How Banks Unwittingly Finance Mass Shootings - malshe
https://www.nytimes.com/interactive/2018/12/24/business/dealbook/mass-shootings-credit-cards.html
======
mises
But what do you want them to do? Have we lost the idea of consumer privacy? I
know several people who have decided to prep for doomsday, often equipping a
ranch with weapons. That shouldn't get you put on a watchlist. Or what if
someone wants to purchase firearms before laws change? I know others who have
done just that. Gun debates aside, should we really give the government
influence over what we should and should not consume? Utah passed laws against
certain explicit content, and this rationale was used to protest; why not
here?

One of the best pieces of advice I got concerning terrorism was not to be too
afraid. If we live in fear, we let the terrorists win. And if we give the
government many powers to "fix it", then, as devs like to say, now we have two
problems.

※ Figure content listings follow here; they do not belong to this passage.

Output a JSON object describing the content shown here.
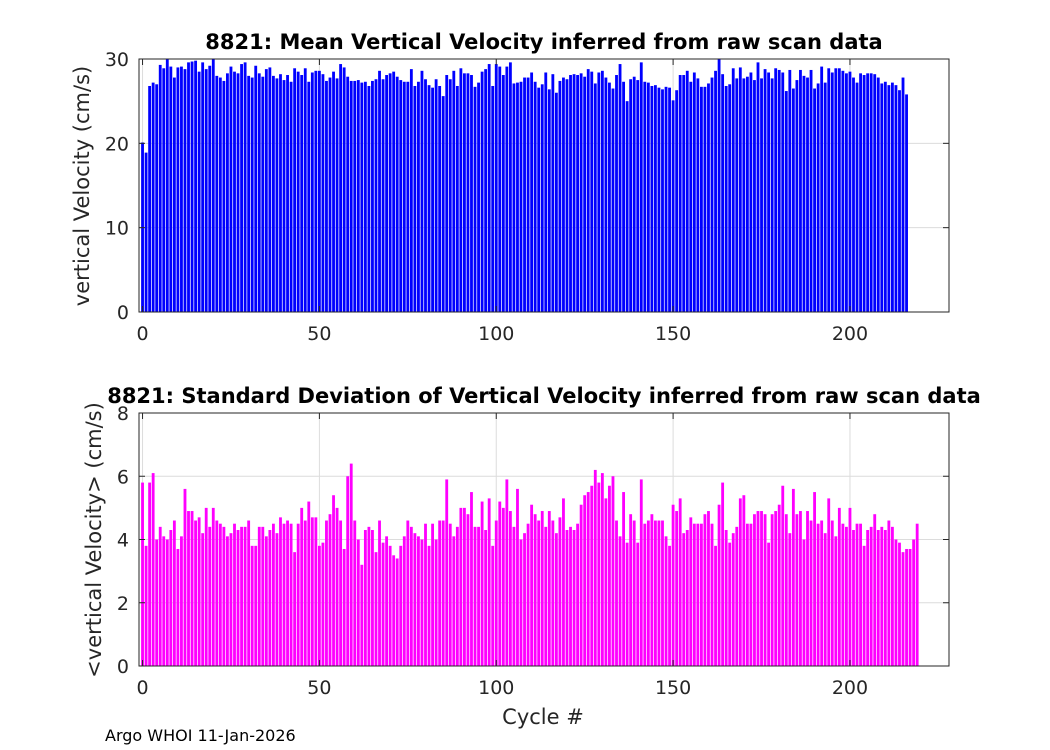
{
  "footer_text": "Argo WHOI 11-Jan-2026",
  "chart_data": [
    {
      "type": "bar",
      "title": "8821: Mean Vertical Velocity inferred from raw scan data",
      "xlabel": "",
      "ylabel": "vertical Velocity (cm/s)",
      "xlim": [
        -1,
        228
      ],
      "ylim": [
        0,
        30
      ],
      "xticks": [
        0,
        50,
        100,
        150,
        200
      ],
      "yticks": [
        0,
        10,
        20,
        30
      ],
      "grid": true,
      "color": "#0000ff",
      "cycle_start": 0,
      "values": [
        20.1,
        18.9,
        26.8,
        27.2,
        27.0,
        29.3,
        28.9,
        30.0,
        29.1,
        27.8,
        29.0,
        29.1,
        28.8,
        29.6,
        29.7,
        29.8,
        28.5,
        29.6,
        28.8,
        29.2,
        30.0,
        28.0,
        27.8,
        27.4,
        28.3,
        29.1,
        28.5,
        28.3,
        29.4,
        29.6,
        28.0,
        27.8,
        29.2,
        28.3,
        27.9,
        28.8,
        29.0,
        28.0,
        27.7,
        28.2,
        27.5,
        28.1,
        27.3,
        28.9,
        28.5,
        28.1,
        28.9,
        27.3,
        28.4,
        28.6,
        28.6,
        28.2,
        27.4,
        27.8,
        28.5,
        27.7,
        29.4,
        29.0,
        27.9,
        27.4,
        27.4,
        27.5,
        27.2,
        27.3,
        26.8,
        27.4,
        27.6,
        28.6,
        27.6,
        28.1,
        28.3,
        28.5,
        27.9,
        27.5,
        27.3,
        27.3,
        28.8,
        26.8,
        27.3,
        28.6,
        27.6,
        26.9,
        26.6,
        27.6,
        26.8,
        25.6,
        28.1,
        27.6,
        28.6,
        26.8,
        28.9,
        28.3,
        28.3,
        28.1,
        26.7,
        27.2,
        28.5,
        28.8,
        29.4,
        26.8,
        29.4,
        29.1,
        28.1,
        29.1,
        29.6,
        27.1,
        27.2,
        27.3,
        27.8,
        27.8,
        28.4,
        27.3,
        26.6,
        27.0,
        28.4,
        26.4,
        28.2,
        26.0,
        27.4,
        27.8,
        27.6,
        28.1,
        28.2,
        28.1,
        28.3,
        27.9,
        28.8,
        28.5,
        27.1,
        28.4,
        28.6,
        27.8,
        27.2,
        26.5,
        28.1,
        29.4,
        27.3,
        25.0,
        27.6,
        27.9,
        27.5,
        29.6,
        27.3,
        27.2,
        26.8,
        26.9,
        26.6,
        26.4,
        26.7,
        26.6,
        25.1,
        26.3,
        28.1,
        28.1,
        28.6,
        27.3,
        28.4,
        27.7,
        26.7,
        26.7,
        27.1,
        27.8,
        28.6,
        30.0,
        28.2,
        26.8,
        27.0,
        28.9,
        27.7,
        29.0,
        27.7,
        27.9,
        28.4,
        27.5,
        29.6,
        27.7,
        28.8,
        28.4,
        27.7,
        28.9,
        28.7,
        28.4,
        26.2,
        28.7,
        26.5,
        27.5,
        28.7,
        28.0,
        27.8,
        28.7,
        26.5,
        27.1,
        29.1,
        27.2,
        28.9,
        28.4,
        28.9,
        28.9,
        28.6,
        28.3,
        28.5,
        27.8,
        27.2,
        28.3,
        28.1,
        28.3,
        28.3,
        28.2,
        27.8,
        27.1,
        27.3,
        26.9,
        27.2,
        26.9,
        26.3,
        27.8,
        25.8
      ]
    },
    {
      "type": "bar",
      "title": "8821: Standard Deviation of Vertical Velocity inferred from raw scan data",
      "xlabel": "Cycle #",
      "ylabel": "<vertical Velocity> (cm/s)",
      "xlim": [
        -1,
        228
      ],
      "ylim": [
        0,
        8
      ],
      "xticks": [
        0,
        50,
        100,
        150,
        200
      ],
      "yticks": [
        0,
        2,
        4,
        6,
        8
      ],
      "grid": true,
      "color": "#ff00ff",
      "cycle_start": 0,
      "values": [
        5.8,
        3.8,
        5.8,
        6.1,
        4.0,
        4.4,
        4.1,
        4.0,
        4.3,
        4.6,
        3.7,
        4.1,
        5.6,
        4.9,
        4.9,
        4.6,
        4.7,
        4.2,
        5.0,
        4.4,
        5.0,
        4.6,
        4.5,
        4.4,
        4.1,
        4.2,
        4.5,
        4.3,
        4.4,
        4.4,
        4.6,
        3.8,
        3.8,
        4.4,
        4.4,
        4.1,
        4.3,
        4.5,
        4.2,
        4.7,
        4.5,
        4.6,
        4.5,
        3.6,
        4.5,
        5.0,
        4.6,
        5.2,
        4.7,
        4.7,
        3.8,
        3.9,
        4.6,
        4.8,
        5.4,
        5.0,
        4.6,
        3.7,
        6.0,
        6.4,
        4.6,
        4.0,
        3.2,
        4.3,
        4.4,
        4.3,
        3.6,
        4.6,
        3.9,
        4.1,
        3.8,
        3.5,
        3.4,
        3.8,
        4.1,
        4.6,
        4.4,
        4.2,
        4.1,
        4.0,
        4.5,
        3.8,
        4.5,
        4.0,
        4.6,
        4.6,
        5.9,
        4.5,
        4.1,
        4.4,
        5.0,
        5.0,
        4.8,
        5.5,
        4.4,
        4.4,
        5.2,
        4.3,
        5.3,
        3.8,
        4.6,
        5.2,
        5.0,
        5.9,
        4.9,
        4.4,
        5.6,
        4.0,
        4.2,
        4.5,
        5.1,
        4.8,
        4.6,
        4.9,
        4.4,
        4.9,
        4.6,
        4.2,
        4.7,
        5.3,
        4.3,
        4.4,
        4.3,
        4.5,
        5.1,
        5.4,
        5.5,
        5.7,
        6.2,
        5.8,
        6.1,
        5.3,
        5.7,
        6.0,
        4.6,
        4.1,
        5.5,
        3.9,
        4.8,
        4.6,
        3.9,
        5.9,
        4.5,
        4.6,
        4.8,
        4.6,
        4.6,
        4.6,
        4.1,
        3.8,
        5.1,
        4.9,
        5.3,
        4.2,
        4.3,
        4.7,
        4.5,
        4.5,
        4.5,
        4.8,
        4.9,
        4.5,
        3.8,
        5.1,
        5.8,
        4.3,
        3.9,
        4.2,
        4.4,
        5.3,
        5.4,
        4.5,
        4.5,
        4.8,
        4.9,
        4.9,
        4.8,
        3.9,
        4.8,
        4.9,
        5.1,
        5.7,
        4.8,
        4.2,
        5.6,
        4.8,
        4.9,
        4.0,
        4.9,
        4.6,
        5.5,
        4.5,
        4.6,
        4.2,
        5.3,
        4.6,
        4.1,
        5.0,
        4.5,
        4.4,
        5.0,
        4.3,
        4.5,
        4.5,
        3.8,
        4.3,
        4.4,
        4.8,
        4.3,
        4.4,
        4.3,
        4.6,
        4.4,
        4.0,
        3.9,
        3.6,
        3.7,
        3.7,
        4.0,
        4.5
      ]
    }
  ]
}
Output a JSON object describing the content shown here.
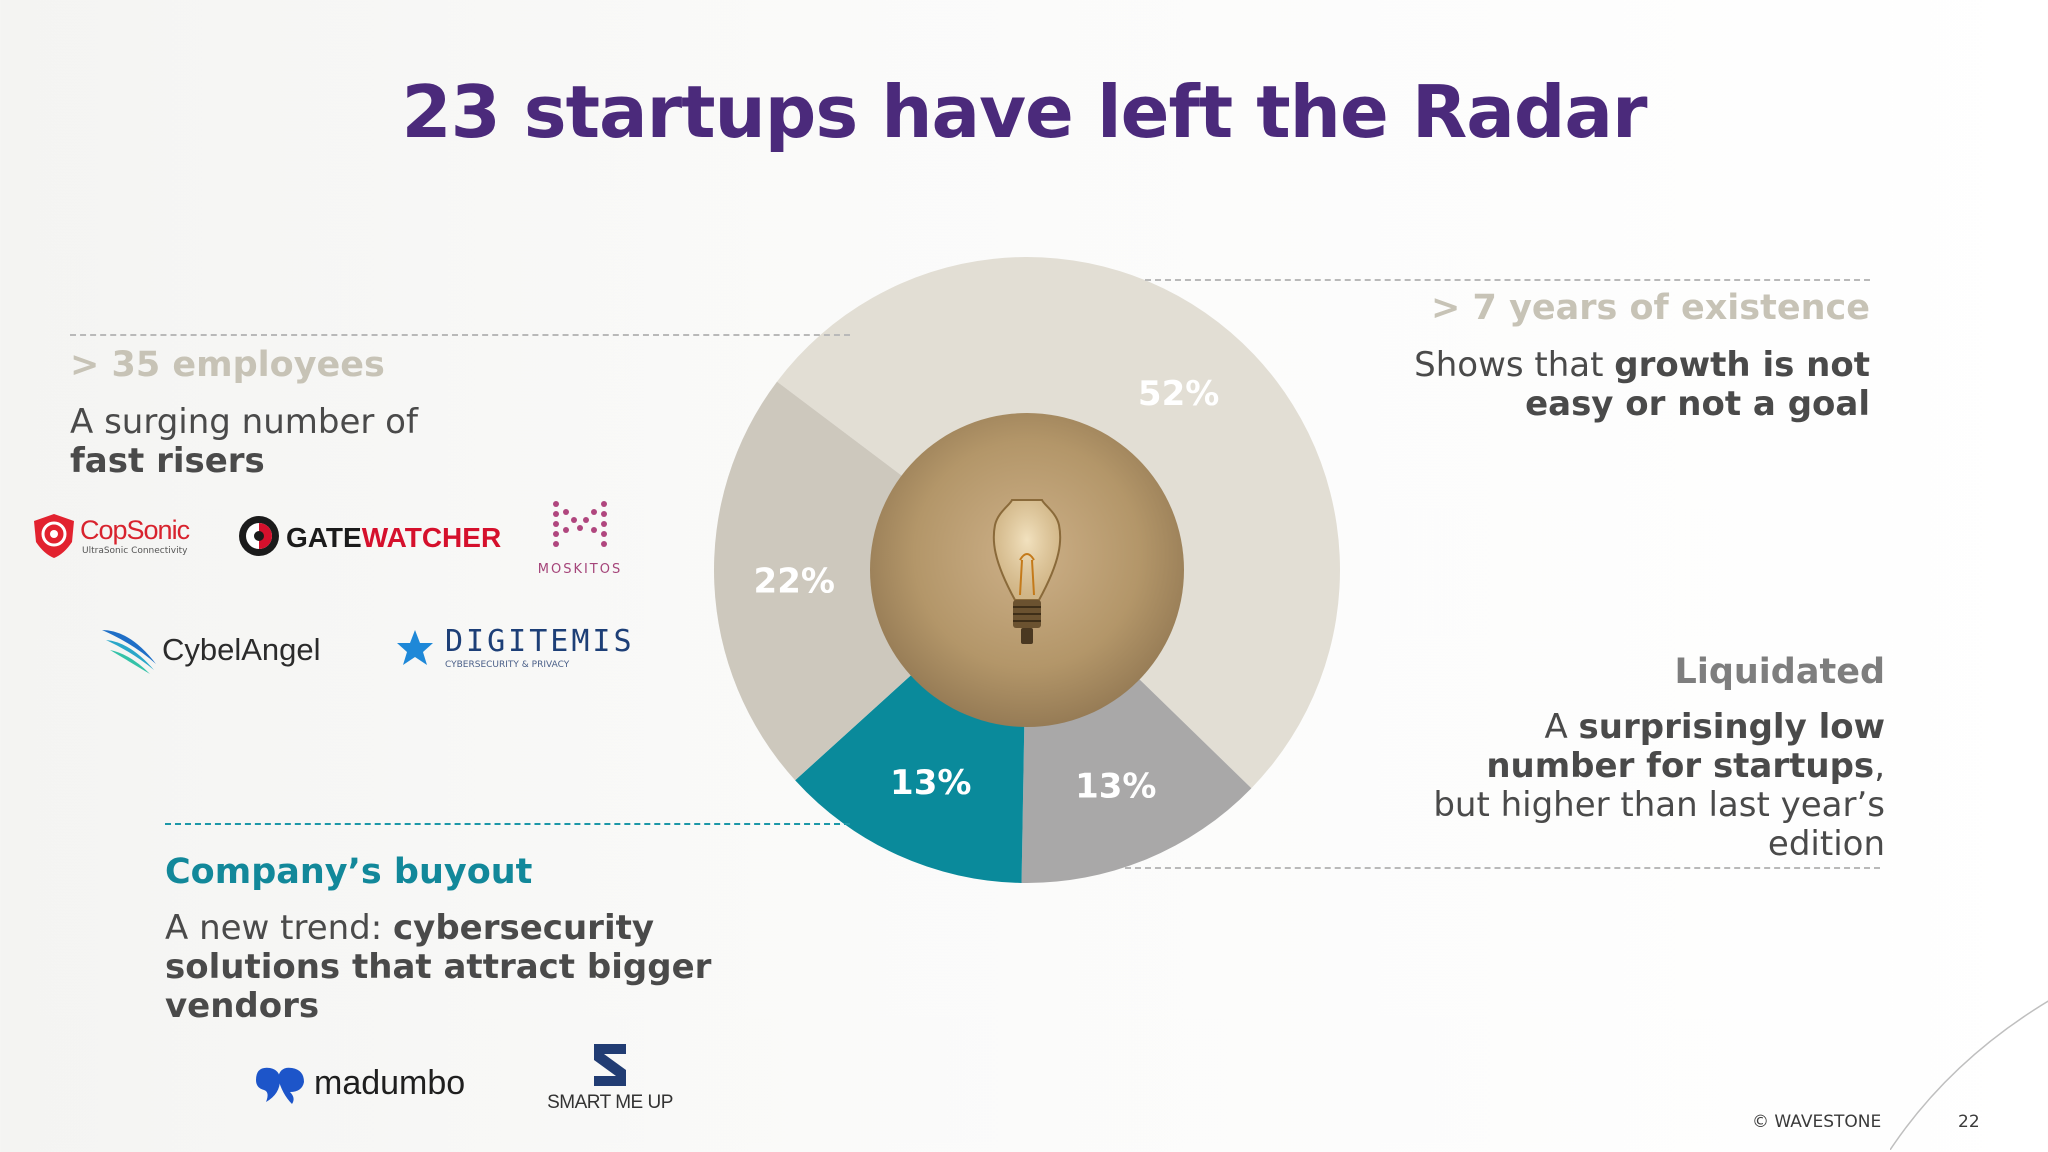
{
  "title": "23 startups have left the Radar",
  "sections": {
    "employees": {
      "heading": "> 35 employees",
      "text_plain": "A surging number of",
      "text_bold": "fast risers"
    },
    "existence": {
      "heading": "> 7 years of existence",
      "text_plain": "Shows that",
      "text_bold1": "growth is not",
      "text_bold2": "easy or not a goal"
    },
    "liquidated": {
      "heading": "Liquidated",
      "text_plain": "A",
      "text_bold1": "surprisingly low",
      "text_bold2": "number for startups",
      "text_plain2": ",",
      "text_plain3": "but higher than last year’s",
      "text_plain4": "edition"
    },
    "buyout": {
      "heading": "Company’s buyout",
      "text_plain": "A new trend:",
      "text_bold1": "cybersecurity",
      "text_bold2": "solutions that attract bigger",
      "text_bold3": "vendors"
    }
  },
  "logos": {
    "copsonic": {
      "name": "CopSonic",
      "tagline": "UltraSonic Connectivity"
    },
    "gatewatcher": {
      "name_part1": "GATE",
      "name_part2": "WATCHER"
    },
    "moskitos": {
      "name": "MOSKITOS"
    },
    "cybelangel": {
      "name": "CybelAngel"
    },
    "digitemis": {
      "name": "DIGITEMIS",
      "tagline": "CYBERSECURITY & PRIVACY"
    },
    "madumbo": {
      "name": "madumbo"
    },
    "smartmeup": {
      "name": "SMART ME UP"
    }
  },
  "chart_data": {
    "type": "pie",
    "title": "",
    "slices": [
      {
        "label": "52%",
        "value": 52,
        "color": "#e2ded4"
      },
      {
        "label": "13%",
        "value": 13,
        "color": "#a9a8a8"
      },
      {
        "label": "13%",
        "value": 13,
        "color": "#0a8a9b"
      },
      {
        "label": "22%",
        "value": 22,
        "color": "#cdc8bd"
      }
    ],
    "center_icon": "lightbulb-icon"
  },
  "colors": {
    "title": "#4b2a7b",
    "heading_gray": "#c7c3b6",
    "heading_dark": "#7e7e7e",
    "teal": "#12889a"
  },
  "footer": {
    "copyright": "© WAVESTONE",
    "page": "22"
  }
}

Remember, what powers you give "your side" to fix a problem can then
be abused by the "other side" when they get their turn.

I'm always open to solutions for such terrible problems as mass shootings. But
curtailing individual liberty means that the terrorists win. Look at Xinjiang:
that is where we are headed in 20 years. The only way to completely prevent
terrorism is to lock down every aspect of every life. Hence Xinjiang. The
question is simply how slowly our politicians will try to force this upon us.

It is for all these reasons that the idea of "reporting suspicious behavior"
bothers me. It is a perfect lever that will inevitably be used to political
means or to settle grudges. It enables the use of the police as a club; think
"swatting" but worse. Please don't support this sort of nonsense.